Is First Order Logic + Arithmetic semi-decidable?

Question

I understand that it is not complete, but is it decidable, semidecidable or not decidable? Also, does something have to be complete for it to be considered decidable or semidecidable? Meaning, can something be decidable but not complete?

Answer 1

First, you haven't specified what theory you are talking about. When you say "first order logic + arithmetic" I see that we must be talking about a theory in the first order language of arithmetic, but I don't know which one. True arithmetic, Peano arithmetic, Robinson arithmetic?

Let's review definitions. A theory is a set of sentences (here sentences in the first order language of arithmetic) that is closed under logical consequence. A typical theory is a set of logical consequences of some set of axioms. (Sometimes, the set of axioms - rather than the full set of consequences - is what is called the theory. I will use the first definition.) A theory is decidable if there is an effective algorithm that takes a sentence and accepts if it is in the theory and rejects if not. A theory is semi-decidable if there is an effective algorithm that takes a sentence and accepts if it is in the theory, and rejects or loops if not. A theory is complete of for any sentence, either the sentence or its negation is in the theory. Note that complete and semi-decidable implies decidable since one can make an algorithm that simultaneously tests the statement and its negation.

True arithmetic is the set of all true statements. It is obviously complete since any statement is true or its negation is. However, its decidability would solve the halting problem (since the halting problem is arithmetically expressible) so it isn't decidable. And since complete and semi-decidable would imply decidable, it isn't semi-decidable either.

Peano arithmetic is the set of consequences of the first order Peano axioms. Here since a sentence being an axiom is decidable, we can enumerate all possible proofs and thus if the sentence is in the theory and we wait long enough, we will find a proof of it eventually. So it is semi-decidable. It is not decidable, however, by the famous diagonalization argument. If it were complete, its semi-decidability would imply its decidability, so it's not complete either. (This paragraph is just paraphrasing one version of the standard results on Godel's incompleteness theorem.)

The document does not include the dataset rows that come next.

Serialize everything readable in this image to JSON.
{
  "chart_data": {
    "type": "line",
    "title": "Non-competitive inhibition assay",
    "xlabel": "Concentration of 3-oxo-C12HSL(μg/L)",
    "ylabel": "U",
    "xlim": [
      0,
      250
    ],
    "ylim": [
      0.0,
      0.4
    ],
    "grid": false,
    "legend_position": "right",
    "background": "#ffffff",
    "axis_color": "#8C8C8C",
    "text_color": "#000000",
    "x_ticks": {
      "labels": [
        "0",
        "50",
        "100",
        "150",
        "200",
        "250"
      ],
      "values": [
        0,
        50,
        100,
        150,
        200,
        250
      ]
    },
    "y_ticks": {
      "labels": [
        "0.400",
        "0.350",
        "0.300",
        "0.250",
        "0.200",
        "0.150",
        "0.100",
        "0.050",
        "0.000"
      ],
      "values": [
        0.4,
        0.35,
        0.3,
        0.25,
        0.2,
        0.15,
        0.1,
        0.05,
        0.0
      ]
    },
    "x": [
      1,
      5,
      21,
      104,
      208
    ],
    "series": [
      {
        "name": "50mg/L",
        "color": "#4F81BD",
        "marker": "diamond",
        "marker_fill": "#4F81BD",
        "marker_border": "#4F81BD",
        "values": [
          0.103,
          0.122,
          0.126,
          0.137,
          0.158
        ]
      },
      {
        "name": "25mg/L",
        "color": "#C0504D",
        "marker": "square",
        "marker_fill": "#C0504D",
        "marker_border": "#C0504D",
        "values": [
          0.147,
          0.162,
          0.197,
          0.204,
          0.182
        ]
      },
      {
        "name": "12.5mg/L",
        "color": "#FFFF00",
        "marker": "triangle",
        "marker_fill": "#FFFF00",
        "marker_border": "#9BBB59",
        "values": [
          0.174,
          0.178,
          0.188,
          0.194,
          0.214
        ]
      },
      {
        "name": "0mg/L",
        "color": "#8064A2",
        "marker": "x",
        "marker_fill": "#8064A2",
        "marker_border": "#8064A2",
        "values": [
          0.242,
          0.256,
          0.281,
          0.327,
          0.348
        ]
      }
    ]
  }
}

Neither of these is decidable and incomplete, but this is a possibility. We would need a theory that is ambiguous about some statements (so that neither the statement nor its negation are in the theory), while we can still effectively sort out which statements are true (i.e. in the theory), false (i.e. their negation is in the theory) and ambiguous (i.e. neither is). A classic example is the theory of algebraically closed fields. It can be shown decidable by quantifier elimination, but the characteristic of the field is a first-order property left completely unspecified, so the theory has no answers to sentences whose truth depends on the characteristic and so is incomplete.

Edit: Come to think of it, a much more basic example is the theory of propositional tautologies, which is decidable via truth tables but is incomplete since there are many propositional sentences that are neither tautologies nor contradictions, like the sentence "$A$", for instance. Also this is a good example to emphasize that the completeness of a theory is a different thing from the completeness of a deductive system. The standard deductive systems of propositional logic are complete in the sense that every logically valid formula can be proven.

Edit 2: (sorry, I keep coming back to this one and wanting to add stuff for some reason...) It occurs to me you could mean the theory of logically valid sentences in the language of arithmetic (i.e. with no non-logical axioms so that totally arbitrary interpretations are possible). In fact this seems the most literal reading of your question. This theory is obviously incomplete (there is surely an interpretation where, say, $0+1=0$ holds... just switch the meaning of plus and times). The easiest way to show it is undecidable is to observe that if it were, it could decide any finitely axiomatized theory $T,$ since we could decide if an arbitrary sentence $\phi$ is in $T$ by deciding the validity of $\psi\to \phi,$ where $\psi$ is the conjunction of $T$'s axioms. The fact that there are finitely axiomatized undecidable theories (like Robinson arithmetic) finishes the argument. It is semi-decidable, by the same argument as for Peano arithmetic.